TORONTO - The U.S. Centers for Disease Control says chronic lung problems linked to obesity, not the obesity itself, appear to be raising some people's risk of suffering bad disease when they get infected with H1N1.

Reports that obesity is common among people who have died from the new flu virus have led some public health officials to wonder whether it should be added to the list of risk factors for severe disease from influenza infection.

But Dr. Anne Schuchat of the Atlanta-based agency says the CDC believes people who are extremely or morbidly obese also have chronic lung disease.

She says carrying around the extra weight can compromise the lungs, making people more vulnerable to the negative affects of influenza.

So Schuchat says obesity is not in itself a new risk factor for influenza, its an outward sign of the presence of a risk factor that is already known.

Figures released by the CDC and the Public Health Agency of Canada continue to show that children and young people are making up a far great proportion of those being hospitalized for H1N1 than one would expect to see with seasonal flu.

In Canada, 17 years old is the median age for hospitalized cases with the new H1N1 virus. In the United States, the median age is 19. Senior citizens are the age group that normally winds up in hospital with seasonal flu infection.

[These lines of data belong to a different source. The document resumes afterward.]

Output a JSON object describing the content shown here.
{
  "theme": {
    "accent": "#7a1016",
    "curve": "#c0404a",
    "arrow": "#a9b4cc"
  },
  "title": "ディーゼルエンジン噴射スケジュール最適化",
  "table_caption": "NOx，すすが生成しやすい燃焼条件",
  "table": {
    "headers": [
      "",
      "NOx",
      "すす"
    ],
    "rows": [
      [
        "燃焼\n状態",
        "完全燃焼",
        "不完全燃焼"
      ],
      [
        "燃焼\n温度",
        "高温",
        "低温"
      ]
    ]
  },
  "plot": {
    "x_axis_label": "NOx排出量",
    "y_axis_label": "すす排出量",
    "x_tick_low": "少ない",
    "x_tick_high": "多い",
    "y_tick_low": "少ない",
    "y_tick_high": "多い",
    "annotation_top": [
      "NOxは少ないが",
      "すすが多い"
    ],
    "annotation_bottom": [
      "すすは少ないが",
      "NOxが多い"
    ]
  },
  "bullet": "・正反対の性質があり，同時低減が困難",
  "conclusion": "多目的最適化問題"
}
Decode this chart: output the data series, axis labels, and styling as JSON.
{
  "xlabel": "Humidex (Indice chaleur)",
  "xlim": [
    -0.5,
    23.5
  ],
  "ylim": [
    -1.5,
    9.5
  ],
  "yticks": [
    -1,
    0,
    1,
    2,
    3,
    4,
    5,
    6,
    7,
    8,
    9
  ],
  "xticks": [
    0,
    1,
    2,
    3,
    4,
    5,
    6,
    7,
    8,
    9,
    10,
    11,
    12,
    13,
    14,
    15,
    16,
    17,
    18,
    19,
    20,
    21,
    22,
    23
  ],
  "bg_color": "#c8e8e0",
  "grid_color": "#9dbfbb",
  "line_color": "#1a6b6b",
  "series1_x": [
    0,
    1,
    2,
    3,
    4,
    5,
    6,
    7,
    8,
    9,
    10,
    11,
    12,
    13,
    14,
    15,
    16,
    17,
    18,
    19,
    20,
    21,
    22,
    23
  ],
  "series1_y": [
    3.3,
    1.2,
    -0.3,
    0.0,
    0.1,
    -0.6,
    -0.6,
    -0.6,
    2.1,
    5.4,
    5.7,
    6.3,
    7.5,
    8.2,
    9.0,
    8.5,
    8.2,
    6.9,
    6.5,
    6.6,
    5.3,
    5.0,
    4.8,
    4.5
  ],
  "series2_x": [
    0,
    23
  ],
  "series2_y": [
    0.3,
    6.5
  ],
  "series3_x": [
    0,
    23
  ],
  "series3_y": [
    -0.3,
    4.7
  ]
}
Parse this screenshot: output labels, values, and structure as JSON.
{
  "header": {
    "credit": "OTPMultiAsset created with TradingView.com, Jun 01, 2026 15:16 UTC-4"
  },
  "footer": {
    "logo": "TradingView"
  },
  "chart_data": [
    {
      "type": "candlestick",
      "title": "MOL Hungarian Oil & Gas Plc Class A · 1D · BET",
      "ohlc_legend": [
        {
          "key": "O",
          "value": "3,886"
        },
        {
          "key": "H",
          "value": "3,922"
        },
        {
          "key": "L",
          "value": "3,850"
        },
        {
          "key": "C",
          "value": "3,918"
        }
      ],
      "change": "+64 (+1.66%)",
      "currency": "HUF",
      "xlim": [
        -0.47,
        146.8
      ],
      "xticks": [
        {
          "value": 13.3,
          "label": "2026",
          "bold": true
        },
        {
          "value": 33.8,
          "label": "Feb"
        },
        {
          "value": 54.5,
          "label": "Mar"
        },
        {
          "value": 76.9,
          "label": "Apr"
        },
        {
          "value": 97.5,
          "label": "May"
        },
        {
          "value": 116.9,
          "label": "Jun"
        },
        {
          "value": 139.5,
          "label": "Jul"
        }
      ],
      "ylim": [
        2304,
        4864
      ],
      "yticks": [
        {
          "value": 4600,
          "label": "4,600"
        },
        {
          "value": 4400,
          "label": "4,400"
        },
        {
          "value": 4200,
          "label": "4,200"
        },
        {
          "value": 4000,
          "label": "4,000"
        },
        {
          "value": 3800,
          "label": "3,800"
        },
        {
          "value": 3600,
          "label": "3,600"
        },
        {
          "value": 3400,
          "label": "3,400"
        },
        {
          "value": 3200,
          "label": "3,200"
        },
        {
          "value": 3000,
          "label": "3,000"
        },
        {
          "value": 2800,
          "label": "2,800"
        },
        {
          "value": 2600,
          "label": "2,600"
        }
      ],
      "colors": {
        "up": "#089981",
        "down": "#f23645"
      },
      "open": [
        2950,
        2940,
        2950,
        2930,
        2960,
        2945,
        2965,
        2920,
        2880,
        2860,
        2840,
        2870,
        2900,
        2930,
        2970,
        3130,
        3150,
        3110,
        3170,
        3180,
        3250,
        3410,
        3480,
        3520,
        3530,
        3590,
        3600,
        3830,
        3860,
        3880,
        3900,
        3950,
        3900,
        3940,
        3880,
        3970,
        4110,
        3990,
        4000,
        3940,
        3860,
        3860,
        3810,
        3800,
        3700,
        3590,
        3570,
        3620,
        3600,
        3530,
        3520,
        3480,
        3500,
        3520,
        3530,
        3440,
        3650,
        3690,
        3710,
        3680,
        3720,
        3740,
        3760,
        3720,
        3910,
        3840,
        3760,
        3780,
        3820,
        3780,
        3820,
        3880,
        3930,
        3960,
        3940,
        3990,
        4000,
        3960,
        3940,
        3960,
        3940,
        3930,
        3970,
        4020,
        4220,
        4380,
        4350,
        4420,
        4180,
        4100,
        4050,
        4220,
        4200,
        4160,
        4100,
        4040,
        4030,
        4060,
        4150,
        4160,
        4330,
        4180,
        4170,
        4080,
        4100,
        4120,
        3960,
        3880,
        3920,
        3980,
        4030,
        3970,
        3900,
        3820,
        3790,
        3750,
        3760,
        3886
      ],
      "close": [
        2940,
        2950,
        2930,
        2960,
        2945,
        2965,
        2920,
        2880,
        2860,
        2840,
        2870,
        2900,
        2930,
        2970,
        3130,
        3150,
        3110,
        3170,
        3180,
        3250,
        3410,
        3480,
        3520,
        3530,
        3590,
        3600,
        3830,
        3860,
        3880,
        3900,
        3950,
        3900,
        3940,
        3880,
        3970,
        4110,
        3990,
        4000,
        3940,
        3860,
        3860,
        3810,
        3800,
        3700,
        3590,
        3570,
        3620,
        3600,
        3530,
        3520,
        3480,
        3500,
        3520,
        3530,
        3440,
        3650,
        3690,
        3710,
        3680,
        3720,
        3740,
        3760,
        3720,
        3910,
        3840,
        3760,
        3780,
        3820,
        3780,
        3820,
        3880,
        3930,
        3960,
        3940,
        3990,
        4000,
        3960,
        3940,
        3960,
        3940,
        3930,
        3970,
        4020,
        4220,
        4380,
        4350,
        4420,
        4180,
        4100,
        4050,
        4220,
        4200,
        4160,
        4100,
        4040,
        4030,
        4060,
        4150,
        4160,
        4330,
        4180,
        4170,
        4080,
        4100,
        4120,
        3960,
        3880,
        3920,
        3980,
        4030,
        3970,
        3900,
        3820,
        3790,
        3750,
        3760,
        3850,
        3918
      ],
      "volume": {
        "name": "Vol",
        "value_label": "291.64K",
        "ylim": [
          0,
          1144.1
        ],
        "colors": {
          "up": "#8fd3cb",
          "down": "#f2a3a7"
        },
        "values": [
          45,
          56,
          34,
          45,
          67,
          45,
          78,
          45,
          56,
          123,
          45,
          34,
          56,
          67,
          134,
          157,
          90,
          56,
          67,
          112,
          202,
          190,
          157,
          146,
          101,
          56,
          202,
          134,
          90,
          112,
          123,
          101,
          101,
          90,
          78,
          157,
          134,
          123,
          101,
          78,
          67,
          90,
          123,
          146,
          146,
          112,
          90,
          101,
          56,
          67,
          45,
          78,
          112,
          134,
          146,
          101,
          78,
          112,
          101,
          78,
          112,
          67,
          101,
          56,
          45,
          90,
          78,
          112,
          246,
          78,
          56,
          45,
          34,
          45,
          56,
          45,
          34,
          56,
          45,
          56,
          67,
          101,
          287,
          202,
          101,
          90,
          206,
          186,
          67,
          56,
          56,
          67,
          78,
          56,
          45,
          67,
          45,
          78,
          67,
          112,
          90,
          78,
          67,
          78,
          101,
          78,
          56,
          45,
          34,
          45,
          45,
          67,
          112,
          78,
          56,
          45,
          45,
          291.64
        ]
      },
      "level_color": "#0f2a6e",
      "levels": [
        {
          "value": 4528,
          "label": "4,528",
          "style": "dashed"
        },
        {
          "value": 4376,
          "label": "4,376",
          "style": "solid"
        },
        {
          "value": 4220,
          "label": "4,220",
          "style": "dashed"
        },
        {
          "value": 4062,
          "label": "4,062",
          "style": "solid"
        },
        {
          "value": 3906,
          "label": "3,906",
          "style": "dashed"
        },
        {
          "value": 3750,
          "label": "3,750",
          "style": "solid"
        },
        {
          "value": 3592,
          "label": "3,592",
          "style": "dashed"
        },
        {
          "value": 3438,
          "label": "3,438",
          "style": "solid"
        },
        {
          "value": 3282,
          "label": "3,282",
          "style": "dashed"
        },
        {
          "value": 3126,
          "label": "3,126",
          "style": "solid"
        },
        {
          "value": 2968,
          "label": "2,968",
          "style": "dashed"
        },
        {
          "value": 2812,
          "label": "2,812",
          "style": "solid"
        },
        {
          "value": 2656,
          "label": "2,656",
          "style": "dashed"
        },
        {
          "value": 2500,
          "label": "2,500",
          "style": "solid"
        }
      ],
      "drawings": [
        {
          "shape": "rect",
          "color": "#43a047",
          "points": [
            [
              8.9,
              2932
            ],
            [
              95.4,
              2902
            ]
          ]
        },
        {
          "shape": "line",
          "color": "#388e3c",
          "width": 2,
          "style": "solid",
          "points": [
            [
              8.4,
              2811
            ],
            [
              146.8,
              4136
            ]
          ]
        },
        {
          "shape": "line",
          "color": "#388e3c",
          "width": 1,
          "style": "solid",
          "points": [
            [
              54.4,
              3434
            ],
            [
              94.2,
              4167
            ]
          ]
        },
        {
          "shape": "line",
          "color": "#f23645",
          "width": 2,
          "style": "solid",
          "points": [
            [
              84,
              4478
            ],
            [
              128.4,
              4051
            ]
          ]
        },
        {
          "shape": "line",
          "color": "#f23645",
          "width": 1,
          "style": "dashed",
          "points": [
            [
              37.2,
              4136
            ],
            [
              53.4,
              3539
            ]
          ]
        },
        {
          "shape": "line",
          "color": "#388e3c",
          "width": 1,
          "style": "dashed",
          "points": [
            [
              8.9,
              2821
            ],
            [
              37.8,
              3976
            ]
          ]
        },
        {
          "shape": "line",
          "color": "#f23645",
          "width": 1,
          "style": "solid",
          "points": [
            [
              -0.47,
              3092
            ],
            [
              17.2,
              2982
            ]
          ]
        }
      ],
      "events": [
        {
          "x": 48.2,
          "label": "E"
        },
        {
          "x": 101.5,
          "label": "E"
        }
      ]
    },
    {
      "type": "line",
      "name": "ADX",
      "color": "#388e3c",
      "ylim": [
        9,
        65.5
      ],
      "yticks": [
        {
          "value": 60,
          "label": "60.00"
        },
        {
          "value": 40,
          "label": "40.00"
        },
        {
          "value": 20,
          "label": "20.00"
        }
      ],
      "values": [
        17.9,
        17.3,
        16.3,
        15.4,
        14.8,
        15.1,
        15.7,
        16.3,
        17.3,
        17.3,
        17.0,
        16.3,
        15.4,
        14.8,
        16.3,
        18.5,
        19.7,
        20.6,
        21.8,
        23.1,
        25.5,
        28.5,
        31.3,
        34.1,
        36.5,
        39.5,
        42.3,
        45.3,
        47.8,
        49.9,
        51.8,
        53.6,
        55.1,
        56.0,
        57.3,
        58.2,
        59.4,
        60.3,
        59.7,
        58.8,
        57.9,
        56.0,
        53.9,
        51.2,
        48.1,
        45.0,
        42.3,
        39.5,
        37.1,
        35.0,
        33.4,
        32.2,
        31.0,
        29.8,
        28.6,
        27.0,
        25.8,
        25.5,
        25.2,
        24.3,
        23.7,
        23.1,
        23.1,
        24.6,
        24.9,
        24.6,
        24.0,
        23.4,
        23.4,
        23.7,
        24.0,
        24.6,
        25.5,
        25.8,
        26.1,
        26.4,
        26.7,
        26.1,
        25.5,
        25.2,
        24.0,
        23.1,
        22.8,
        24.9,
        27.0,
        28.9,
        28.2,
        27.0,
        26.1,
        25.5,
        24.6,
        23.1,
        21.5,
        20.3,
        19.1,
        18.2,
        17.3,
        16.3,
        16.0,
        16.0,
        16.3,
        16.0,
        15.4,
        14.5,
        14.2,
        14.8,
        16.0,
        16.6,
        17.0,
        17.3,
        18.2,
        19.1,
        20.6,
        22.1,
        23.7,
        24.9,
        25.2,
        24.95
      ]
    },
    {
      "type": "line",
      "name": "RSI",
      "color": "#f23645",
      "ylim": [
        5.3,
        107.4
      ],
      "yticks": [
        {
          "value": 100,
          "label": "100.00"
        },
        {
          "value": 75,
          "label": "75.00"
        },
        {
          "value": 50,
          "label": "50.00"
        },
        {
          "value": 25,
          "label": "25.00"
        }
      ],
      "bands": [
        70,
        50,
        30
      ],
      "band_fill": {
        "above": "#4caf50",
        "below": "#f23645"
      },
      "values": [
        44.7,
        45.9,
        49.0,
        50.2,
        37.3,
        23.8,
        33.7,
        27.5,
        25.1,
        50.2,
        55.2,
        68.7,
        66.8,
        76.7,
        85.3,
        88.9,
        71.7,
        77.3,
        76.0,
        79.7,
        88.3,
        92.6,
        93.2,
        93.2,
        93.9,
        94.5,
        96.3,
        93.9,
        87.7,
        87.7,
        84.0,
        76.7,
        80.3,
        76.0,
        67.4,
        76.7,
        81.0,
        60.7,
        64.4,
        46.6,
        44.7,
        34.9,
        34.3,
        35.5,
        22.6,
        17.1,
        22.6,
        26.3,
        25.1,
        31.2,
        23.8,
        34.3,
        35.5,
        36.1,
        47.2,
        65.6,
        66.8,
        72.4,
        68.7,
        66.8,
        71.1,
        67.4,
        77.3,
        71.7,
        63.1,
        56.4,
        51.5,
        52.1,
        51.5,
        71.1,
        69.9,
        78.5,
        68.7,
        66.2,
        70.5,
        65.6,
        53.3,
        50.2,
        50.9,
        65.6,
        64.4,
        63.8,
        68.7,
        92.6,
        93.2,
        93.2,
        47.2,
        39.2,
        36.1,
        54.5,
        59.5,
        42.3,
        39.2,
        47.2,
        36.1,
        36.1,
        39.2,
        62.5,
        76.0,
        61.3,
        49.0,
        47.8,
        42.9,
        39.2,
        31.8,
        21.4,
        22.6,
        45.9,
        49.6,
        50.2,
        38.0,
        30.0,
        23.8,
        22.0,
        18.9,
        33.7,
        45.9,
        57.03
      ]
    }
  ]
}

The CDC says it is finding about three-quarters of Americans who have died from swine flu had other health conditions that may have made them less able to fight off the virus.

The Public Health Agency of Canada only has details of the health status of 19 of 21 deaths. (Quebec announced an additional death Friday after the report was written, its 12th and Canada's 22nd.)

Of those, 13 or 68 per cent had pre-existing health problems, the agency said in its weekly online influenza update, FluWatch. Those underlying conditions included lung disease, diabetes, heart disease and high blood pressure.